DSC_1639One of the primary discussions involved establishing alternative care sites (ACS), that can be used for mass triage and patient care. Such sites, created quickly out of schools and stadiums, helped care for the injured during disasters like the September 11 terrorist attacks, Hurricane Katrina and the Joplin, MO tornadoes. Participants were divided into three groups that focused on necessary steps to respond to a mass disaster, including maintaining communication between first responders, identifying new hazards that occur after a disaster and the use of social media to communicate with the public and media.  During a disaster, officials are faced with a complex set of needs and circumstances.

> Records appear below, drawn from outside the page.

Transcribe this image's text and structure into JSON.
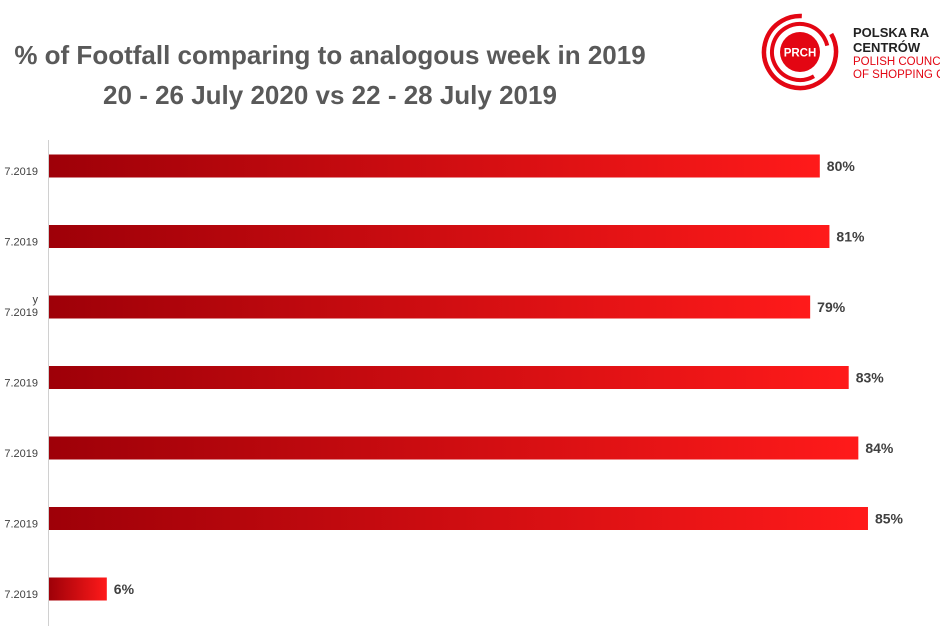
{
  "title": {
    "line1": "% of Footfall comparing to analogous week in 2019",
    "line2": "20 - 26 July 2020 vs 22 - 28 July 2019"
  },
  "logo": {
    "badge": "PRCH",
    "line1": "POLSKA RA",
    "line2": "CENTRÓW",
    "line3": "POLISH COUNC",
    "line4": "OF SHOPPING C"
  },
  "colors": {
    "bar_dark": "#9e0008",
    "bar_light": "#ff1a1a",
    "logo_red": "#e30613"
  },
  "chart_data": {
    "type": "bar",
    "orientation": "horizontal",
    "title": "% of Footfall comparing to analogous week in 2019",
    "subtitle": "20 - 26 July 2020 vs 22 - 28 July 2019",
    "categories": [
      {
        "lines": [
          "7.2019"
        ]
      },
      {
        "lines": [
          "7.2019"
        ]
      },
      {
        "lines": [
          "y",
          "7.2019"
        ]
      },
      {
        "lines": [
          "7.2019"
        ]
      },
      {
        "lines": [
          "7.2019"
        ]
      },
      {
        "lines": [
          "7.2019"
        ]
      },
      {
        "lines": [
          "7.2019"
        ]
      }
    ],
    "values": [
      80,
      81,
      79,
      83,
      84,
      85,
      6
    ],
    "value_labels": [
      "80%",
      "81%",
      "79%",
      "83%",
      "84%",
      "85%",
      "6%"
    ],
    "xlim": [
      0,
      100
    ],
    "grid": false,
    "legend": "none"
  }
}
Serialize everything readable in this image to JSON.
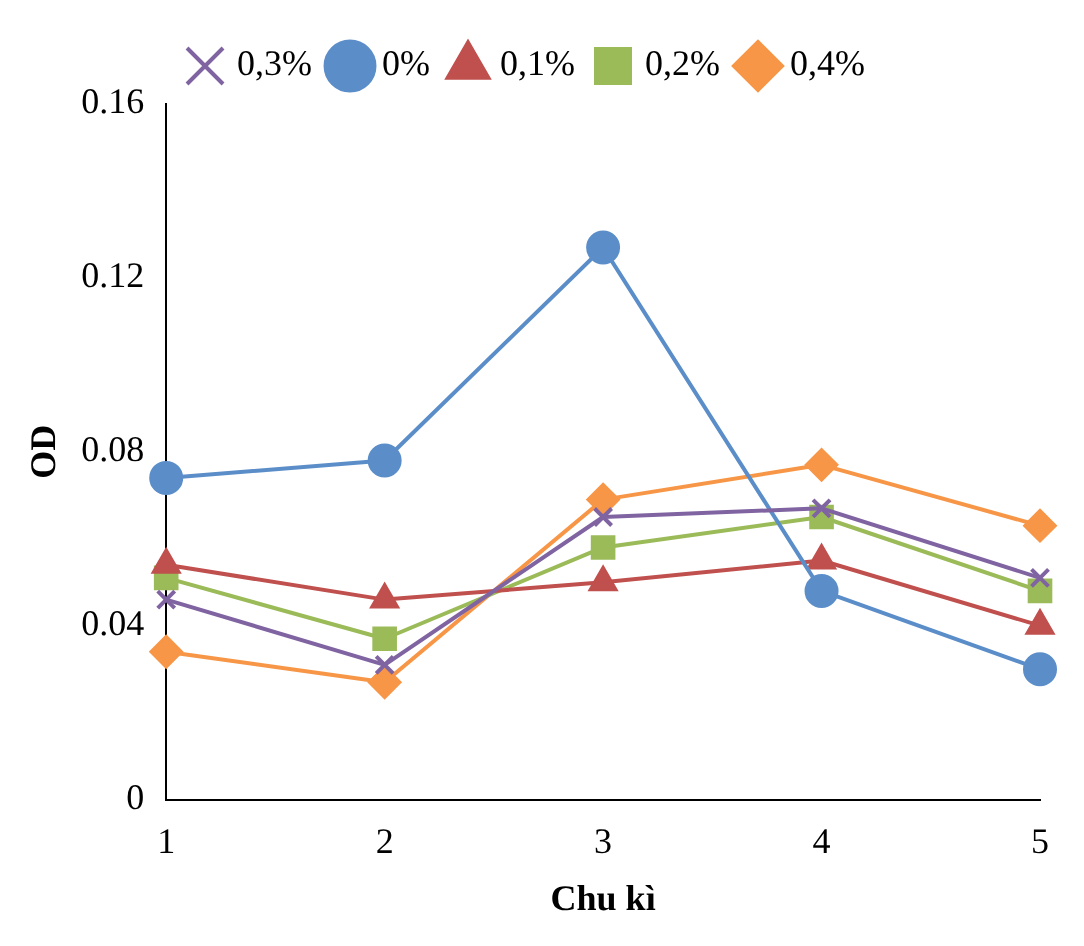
{
  "chart_data": {
    "type": "line",
    "xlabel": "Chu kì",
    "ylabel": "OD",
    "categories": [
      "1",
      "2",
      "3",
      "4",
      "5"
    ],
    "ylim": [
      0,
      0.16
    ],
    "yticks": [
      0,
      0.04,
      0.08,
      0.12,
      0.16
    ],
    "grid": false,
    "legend": "top",
    "series": [
      {
        "name": "0%",
        "color": "#5b8ec9",
        "marker": "circle",
        "values": [
          0.074,
          0.078,
          0.127,
          0.048,
          0.03
        ]
      },
      {
        "name": "0,1%",
        "color": "#c0504d",
        "marker": "triangle",
        "values": [
          0.054,
          0.046,
          0.05,
          0.055,
          0.04
        ]
      },
      {
        "name": "0,2%",
        "color": "#9bbb59",
        "marker": "square",
        "values": [
          0.051,
          0.037,
          0.058,
          0.065,
          0.048
        ]
      },
      {
        "name": "0,3%",
        "color": "#8064a2",
        "marker": "cross",
        "values": [
          0.046,
          0.031,
          0.065,
          0.067,
          0.051
        ]
      },
      {
        "name": "0,4%",
        "color": "#f79646",
        "marker": "diamond",
        "values": [
          0.034,
          0.027,
          0.069,
          0.077,
          0.063
        ]
      }
    ]
  }
}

While trying to communicate with the public, for example, officials must be sure they are not violating any patient’s medical privacy rights.

Exercise Director Ray Runo said he hoped the simulation exercise made medical educators more aware of those complexities. “There are a lot of misconceptions about good planning,” he said. “The largesse of this scenario is going to open your eyes to those complexities. We’re not going to ask you to solve all these problems, but we want to put them on your radar.”

Dr. Deborah German, vice president for medical affairs and dean of the College of Medicine, addressed her peers from medical schools across the state and echoed the importance of coming together to be more prepared. “Having teams here from our own medical schools to learn, connect and create the infrastructure we need really gives you peace of mind,”she said.

Future preparedness events will be held across the state, each featuring a different simulated disaster.